Data/Tensorflow/basic_tensorflow.py

'''
Installing tensorflow:
pip install tensorflow **(Don't use the tensorflow-gpu; it causes problems)**

List of functions in tensorflow to know
tf.constant
tf.Variable
tf.placeholder
tf.Session()
tf.initialize_all_variables() # Depreciated by 2017
tf.train.Saver() as saver; saver.save(); saver.restore(tf.Session(), <save file>)
tf.reset_default_graph() # Resets bias and weights

# Math
tf.add
tf.sub
tf.div
tf.mul
tf.matmul (Matrix Multiplication)
tf.random_normal

# Matrix Stuff
tf.zeros
tf.truncated_normal
tf.reduce_sum -> This is basically collapsing a array of numbers into a single number via its sum
tf.reduce_mean -> This is basically collapsing an array of numbers into a single number via its mean

# Neural Network related Stuff
tf.nn.softmax - Use to classify datasets
tf.train.GradientDescentOptimizer - Using Gradient Descent as numerical
'''

import tensorflow as tf

############################################################
# Hello World in Tensorflow
############################################################

# Create TensorFlow object called hello_constant
hello_constant = tf.constant('Hello World!')
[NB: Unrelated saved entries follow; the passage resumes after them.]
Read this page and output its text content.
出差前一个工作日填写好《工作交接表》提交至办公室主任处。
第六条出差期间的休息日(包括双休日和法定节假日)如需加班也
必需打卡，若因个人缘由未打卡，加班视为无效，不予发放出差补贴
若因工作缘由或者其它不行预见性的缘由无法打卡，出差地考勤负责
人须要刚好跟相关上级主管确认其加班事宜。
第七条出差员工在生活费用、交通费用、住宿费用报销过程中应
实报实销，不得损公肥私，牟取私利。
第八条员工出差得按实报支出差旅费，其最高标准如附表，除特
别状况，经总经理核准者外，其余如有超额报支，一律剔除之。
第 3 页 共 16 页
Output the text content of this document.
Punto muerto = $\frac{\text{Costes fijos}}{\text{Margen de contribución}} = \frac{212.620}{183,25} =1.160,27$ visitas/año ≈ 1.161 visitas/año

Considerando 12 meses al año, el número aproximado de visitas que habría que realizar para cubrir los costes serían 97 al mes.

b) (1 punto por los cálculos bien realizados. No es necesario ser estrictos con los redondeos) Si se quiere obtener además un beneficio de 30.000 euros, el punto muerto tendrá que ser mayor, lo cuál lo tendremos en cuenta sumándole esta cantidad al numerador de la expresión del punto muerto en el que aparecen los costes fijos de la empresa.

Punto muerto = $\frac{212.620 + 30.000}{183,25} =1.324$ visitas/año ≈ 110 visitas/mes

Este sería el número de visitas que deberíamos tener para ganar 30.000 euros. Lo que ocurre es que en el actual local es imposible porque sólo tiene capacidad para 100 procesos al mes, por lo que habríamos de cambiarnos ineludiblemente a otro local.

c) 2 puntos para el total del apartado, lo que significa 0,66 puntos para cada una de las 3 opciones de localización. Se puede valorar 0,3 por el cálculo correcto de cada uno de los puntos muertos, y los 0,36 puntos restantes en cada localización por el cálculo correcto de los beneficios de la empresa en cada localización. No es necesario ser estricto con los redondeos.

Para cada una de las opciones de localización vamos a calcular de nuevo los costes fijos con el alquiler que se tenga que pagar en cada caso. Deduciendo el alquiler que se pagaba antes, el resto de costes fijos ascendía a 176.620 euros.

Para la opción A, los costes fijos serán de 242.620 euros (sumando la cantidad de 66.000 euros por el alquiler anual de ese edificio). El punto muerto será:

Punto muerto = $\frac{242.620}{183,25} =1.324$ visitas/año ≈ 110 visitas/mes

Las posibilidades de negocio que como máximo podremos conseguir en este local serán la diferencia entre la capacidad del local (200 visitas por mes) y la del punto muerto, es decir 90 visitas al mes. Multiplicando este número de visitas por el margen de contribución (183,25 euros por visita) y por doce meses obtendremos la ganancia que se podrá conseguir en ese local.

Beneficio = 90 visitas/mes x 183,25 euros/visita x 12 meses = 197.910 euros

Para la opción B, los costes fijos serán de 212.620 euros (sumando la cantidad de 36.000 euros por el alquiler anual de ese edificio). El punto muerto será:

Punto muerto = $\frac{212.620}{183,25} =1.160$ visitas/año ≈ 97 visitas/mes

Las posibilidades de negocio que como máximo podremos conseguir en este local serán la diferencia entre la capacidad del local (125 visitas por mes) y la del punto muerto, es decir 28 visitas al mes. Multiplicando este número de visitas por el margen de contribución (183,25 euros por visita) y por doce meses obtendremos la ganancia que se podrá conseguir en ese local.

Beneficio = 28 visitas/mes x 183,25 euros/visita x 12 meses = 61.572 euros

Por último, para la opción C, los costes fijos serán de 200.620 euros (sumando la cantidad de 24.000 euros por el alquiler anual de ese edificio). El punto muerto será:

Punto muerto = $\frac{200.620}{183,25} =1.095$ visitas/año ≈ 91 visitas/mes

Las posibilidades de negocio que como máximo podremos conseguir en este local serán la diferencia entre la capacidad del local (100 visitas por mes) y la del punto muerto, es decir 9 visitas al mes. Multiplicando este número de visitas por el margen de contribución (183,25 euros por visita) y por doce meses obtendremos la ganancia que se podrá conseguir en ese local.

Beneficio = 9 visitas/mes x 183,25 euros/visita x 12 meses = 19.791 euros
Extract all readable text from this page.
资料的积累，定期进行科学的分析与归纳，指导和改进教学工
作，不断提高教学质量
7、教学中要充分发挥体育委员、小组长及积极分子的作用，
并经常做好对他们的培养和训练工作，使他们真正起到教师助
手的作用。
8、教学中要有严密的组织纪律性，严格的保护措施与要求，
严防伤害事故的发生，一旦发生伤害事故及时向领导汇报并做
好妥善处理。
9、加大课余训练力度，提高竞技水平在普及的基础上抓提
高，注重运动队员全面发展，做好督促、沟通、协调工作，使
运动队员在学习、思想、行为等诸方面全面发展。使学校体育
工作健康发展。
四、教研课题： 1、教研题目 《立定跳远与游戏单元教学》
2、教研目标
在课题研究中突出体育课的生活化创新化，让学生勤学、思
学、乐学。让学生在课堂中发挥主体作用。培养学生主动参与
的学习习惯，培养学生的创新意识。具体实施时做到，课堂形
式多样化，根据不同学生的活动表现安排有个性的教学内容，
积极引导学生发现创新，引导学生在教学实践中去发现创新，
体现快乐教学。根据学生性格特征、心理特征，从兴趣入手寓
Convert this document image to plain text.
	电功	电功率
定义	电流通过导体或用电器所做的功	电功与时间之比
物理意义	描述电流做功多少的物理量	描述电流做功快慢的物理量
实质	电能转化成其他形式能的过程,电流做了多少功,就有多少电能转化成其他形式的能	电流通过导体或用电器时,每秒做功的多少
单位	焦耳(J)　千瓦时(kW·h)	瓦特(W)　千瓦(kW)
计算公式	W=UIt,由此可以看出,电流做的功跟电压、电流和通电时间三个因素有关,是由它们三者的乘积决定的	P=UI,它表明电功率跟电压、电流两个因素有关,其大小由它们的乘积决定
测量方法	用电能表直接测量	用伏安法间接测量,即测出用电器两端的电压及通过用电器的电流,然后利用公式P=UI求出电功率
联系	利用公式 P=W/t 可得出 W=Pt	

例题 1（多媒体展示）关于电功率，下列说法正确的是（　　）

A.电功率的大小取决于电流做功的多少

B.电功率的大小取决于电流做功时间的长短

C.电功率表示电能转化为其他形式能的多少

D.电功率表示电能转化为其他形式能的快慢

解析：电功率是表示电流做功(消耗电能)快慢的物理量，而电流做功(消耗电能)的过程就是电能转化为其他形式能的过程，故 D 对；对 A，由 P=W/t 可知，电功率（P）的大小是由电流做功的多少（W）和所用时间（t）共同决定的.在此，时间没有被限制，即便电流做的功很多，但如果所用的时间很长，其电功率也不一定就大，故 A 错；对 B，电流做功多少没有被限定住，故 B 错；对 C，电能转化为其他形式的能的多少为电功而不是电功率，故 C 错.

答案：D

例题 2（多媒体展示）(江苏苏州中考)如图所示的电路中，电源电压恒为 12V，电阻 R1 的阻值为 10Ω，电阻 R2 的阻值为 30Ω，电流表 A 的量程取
with tf.Session() as sess:
    # Run the tf.constant operation in the session
    output = sess.run(hello_constant)
    print(output)

############################################################
# Inputs in Tensorflow
############################################################

x = tf.placeholder(tf.string)
y = tf.placeholder(tf.int32)
z = tf.placeholder(tf.float32)

with tf.Session() as sess:
    output = sess.run(x, feed_dict={x: 'Test String', y: 123, z: 45.67})
    print output

############################################################
# Simple Math in Tensorflow
############################################################

# Doing simple math with tensorflow
x = tf.constant(10)
y = tf.constant(2)
z = tf.sub(tf.div(x,y),tf.constant(1)) # If you do without tf.constant(1), it will cause errors

with tf.Session() as sess:
    output = sess.run(z)
    print(output)

############################################################
# Simple Math in Tensorflow
############################################################

n_features = 120
n_labels = 5
weights = tf.Variable(tf.truncated_normal((n_features, n_labels)))

init = tf.initialize_all_variables()
with tf.Session() as sess:
    output = sess.run(init)
    weights = weights
    print(sess.run(tf.zeros(5)))


############################################################
# Softmax in Tensorflow
############################################################

def run():
    output = None
    logit_data = [2.0, 1.0, 0.1]
    logits = tf.placeholder(tf.float32)

    softmax = tf.nn.softmax(logits)

    with tf.Session() as sess:
        output = sess.run(softmax, feed_dict={logits: logit_data})

    return output

############################################################
# Multinomial Logistic Classification in Tensorflow
############################################################

'''
Some definitions:
parameters are things like weights and biases.
hyper-parameters and things like training rates etc

Consists of 3 steps
1. Producing logits via Logistic Regression (Matrix Multiplication of weights and input and add bias unit)
2. Logits (Probabilities) are further tuned to their respective classifications with softmax
3. Value after softmax is compared via cross-entropy function to one hot encoding (Belong to one class, the rest are zero)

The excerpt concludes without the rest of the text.